Govt should rein in soaring private property prices
May 14, 2018
In land-scarce Singapore, government action is required to ensure that residential properties, both public and private, should first and foremost be homes for Singaporean owner-occupiers (Apartments should be homes, not investments, by Mr Toh Cheng Seong; May 13).
Leaving the private property market purely to market forces would widen social inequality in Singapore and leave future generations at a disadvantage.
The collective sale frenzy has already distorted the property market, resulting in a sharp spike of 3.9 per cent in property prices in the first quarter from the previous quarter, the steepest in eight years.
Last month's year-on-year price increases range from a worrying 7.3 per cent in the outside central region to a dizzying 12.6 per cent in the city fringes.
From the introduction of the first property cooling measure in 2009 until the last cooling measure introducing the total debt servicing ratio in 2013, it took four years of hard work by the Government to finally stabilise the property market. However, this good work is now becoming undone in the space of a year.
The Government has expressed the need to ensure a sustainable, stable property market.
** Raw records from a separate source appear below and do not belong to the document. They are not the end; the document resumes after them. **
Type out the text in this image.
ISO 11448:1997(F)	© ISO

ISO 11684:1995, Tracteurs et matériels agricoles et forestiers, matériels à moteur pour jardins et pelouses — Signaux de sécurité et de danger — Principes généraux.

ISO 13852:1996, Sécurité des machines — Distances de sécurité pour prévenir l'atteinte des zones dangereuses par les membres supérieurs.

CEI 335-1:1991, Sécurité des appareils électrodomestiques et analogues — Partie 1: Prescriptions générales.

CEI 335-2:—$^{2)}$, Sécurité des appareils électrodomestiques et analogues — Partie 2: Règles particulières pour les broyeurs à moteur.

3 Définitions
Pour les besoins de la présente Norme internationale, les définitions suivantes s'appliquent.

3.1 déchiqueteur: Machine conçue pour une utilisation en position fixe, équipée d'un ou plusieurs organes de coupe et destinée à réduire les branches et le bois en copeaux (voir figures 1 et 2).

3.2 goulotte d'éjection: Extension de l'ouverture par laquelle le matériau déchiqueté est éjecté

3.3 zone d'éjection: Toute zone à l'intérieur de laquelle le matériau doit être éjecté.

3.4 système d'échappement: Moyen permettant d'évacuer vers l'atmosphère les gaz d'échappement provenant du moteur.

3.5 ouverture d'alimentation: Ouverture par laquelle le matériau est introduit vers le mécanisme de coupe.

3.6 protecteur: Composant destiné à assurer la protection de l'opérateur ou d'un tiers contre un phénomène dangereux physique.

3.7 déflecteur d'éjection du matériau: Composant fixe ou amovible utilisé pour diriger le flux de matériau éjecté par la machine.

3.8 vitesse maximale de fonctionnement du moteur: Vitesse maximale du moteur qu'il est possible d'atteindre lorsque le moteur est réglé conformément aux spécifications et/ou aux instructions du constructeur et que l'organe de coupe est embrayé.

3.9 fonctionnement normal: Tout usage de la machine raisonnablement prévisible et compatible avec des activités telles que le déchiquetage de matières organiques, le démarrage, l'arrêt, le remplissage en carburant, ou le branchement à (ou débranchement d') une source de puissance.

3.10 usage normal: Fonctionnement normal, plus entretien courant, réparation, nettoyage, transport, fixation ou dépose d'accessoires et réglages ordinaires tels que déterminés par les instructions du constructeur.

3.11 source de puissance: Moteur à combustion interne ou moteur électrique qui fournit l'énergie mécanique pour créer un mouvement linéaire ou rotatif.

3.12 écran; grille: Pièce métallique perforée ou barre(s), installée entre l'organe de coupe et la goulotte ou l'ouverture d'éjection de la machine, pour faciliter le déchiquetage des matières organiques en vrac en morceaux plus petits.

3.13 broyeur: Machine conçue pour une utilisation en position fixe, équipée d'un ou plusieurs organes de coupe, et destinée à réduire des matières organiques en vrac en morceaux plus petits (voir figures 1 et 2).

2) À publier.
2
However, it has not taken any action on what is clearly an unsustainable rise in private property prices.
Given the time taken for measures to have an impact, the Government should take immediate action to rein in the soaring prices.
These could include setting a minimum size on new apartments, increasing government land sales, raising additional buyer's stamp duty rates for foreign purchasers and investors, introducing a vacancy tax on properties left vacant for more than six months and raising property taxes on non-owner-occupied property.